だが、春日部市の精神障害者授産施設「おおば」の職員山寺信行さん(32)は「精神障害のある人は日によって気分や調子に波があり、毎日来るのは難しい」と話し、「休まず来る人しか受け入れない施設が今後、出てくるかもしれない」と心配する。同施設では新たな収入確保策として、コーヒー豆の販売事業を始めた。「収入減を少しでも穴埋めできれば」と期待している。
◎
そんな中、報酬が増えた施設も。県南部のある施設は障害の重い通所者が多く、最高額の報酬単価を得られることから数千万円の増収となった。
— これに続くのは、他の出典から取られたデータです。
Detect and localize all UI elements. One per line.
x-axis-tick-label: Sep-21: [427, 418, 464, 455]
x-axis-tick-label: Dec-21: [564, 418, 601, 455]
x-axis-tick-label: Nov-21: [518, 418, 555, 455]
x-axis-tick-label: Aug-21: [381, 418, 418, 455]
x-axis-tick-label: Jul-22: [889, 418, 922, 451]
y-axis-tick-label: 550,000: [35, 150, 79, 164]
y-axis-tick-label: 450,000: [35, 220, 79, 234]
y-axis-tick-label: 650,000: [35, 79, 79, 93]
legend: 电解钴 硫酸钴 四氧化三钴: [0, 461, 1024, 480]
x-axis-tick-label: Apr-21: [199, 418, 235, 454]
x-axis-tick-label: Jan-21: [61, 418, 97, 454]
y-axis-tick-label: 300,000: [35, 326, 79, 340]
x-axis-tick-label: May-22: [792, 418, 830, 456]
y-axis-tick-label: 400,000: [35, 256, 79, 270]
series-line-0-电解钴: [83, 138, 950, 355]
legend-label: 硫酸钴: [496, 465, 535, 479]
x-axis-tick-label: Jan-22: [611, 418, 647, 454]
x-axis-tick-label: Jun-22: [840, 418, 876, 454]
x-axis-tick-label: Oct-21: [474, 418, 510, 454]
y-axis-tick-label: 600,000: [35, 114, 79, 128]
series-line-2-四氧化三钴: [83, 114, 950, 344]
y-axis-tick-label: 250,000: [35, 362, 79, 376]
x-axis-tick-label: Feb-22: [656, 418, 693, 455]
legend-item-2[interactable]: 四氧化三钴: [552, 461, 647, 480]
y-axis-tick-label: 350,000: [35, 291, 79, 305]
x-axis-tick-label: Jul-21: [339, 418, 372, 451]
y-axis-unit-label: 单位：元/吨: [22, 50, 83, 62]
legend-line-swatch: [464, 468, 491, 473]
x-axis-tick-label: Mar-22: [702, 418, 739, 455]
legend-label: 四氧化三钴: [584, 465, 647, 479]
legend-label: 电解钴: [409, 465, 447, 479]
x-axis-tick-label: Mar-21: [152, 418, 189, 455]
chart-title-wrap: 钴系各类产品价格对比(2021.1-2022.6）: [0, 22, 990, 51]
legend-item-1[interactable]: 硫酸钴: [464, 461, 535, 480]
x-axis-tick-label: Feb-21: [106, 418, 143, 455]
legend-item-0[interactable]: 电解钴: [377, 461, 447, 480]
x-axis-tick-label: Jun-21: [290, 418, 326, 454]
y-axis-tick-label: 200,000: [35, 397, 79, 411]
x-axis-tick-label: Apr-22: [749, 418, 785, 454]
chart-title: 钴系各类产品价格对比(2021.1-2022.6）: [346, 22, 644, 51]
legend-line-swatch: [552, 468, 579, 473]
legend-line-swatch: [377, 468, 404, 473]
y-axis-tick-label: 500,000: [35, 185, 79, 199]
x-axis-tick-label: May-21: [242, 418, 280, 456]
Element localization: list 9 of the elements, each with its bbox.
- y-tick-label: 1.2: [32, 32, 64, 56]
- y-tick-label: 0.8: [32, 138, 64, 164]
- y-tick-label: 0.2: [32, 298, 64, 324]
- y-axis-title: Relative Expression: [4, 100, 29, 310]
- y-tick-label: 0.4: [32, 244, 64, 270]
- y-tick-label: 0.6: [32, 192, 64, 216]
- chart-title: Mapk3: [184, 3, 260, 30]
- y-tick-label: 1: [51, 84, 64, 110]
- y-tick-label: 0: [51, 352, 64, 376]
しかし、最高水準の施設認定を受けるには、利用者1・7人に職員1人の配置が必要。職員を20人近く増やさなければならず、あきらめた。ランクを維持するために、重度の障害者しか受け入れられなくなることも避けたかった。
施設長は自分自身に、こう言い聞かせる。「この人は良し、この人は駄目という選別は、私たちが決してしてはいけないことだ」と。
●質高いサービスに 人材の担保が必要
朝日雅也・県立大学教授(障害者福祉論)
障害者が地域で主体的に暮らせるようにするのが本来の自立支援。仕事をすることや福祉サービスの対価を払うことだけが、必ずしも自立ではない。福祉サービスを利用する人がお金を払えばいい、という受益者負担の考え方で本当にいいのか、もっと社会的な議論が必要だ。
障害があることを障害者自身の問題と決めつけるのは誤りだ。同じ時代、社会、地域で生きているのだから、障害者が障害のない人と同じように暮らせるよう手助けするのは社会の役割ではないか。
福祉事業者の安定した経営や質の高いサービスは大切。だが、そこに他の業種と同じ効率や生産性を求めるのは誤りだ。福祉は人材が資源。優れた人材をきちんと担保しないと、良いサービスは成り立たない。福祉従事者の収入は、少なくとも全業種の平均くらいはあってしかるべきだ。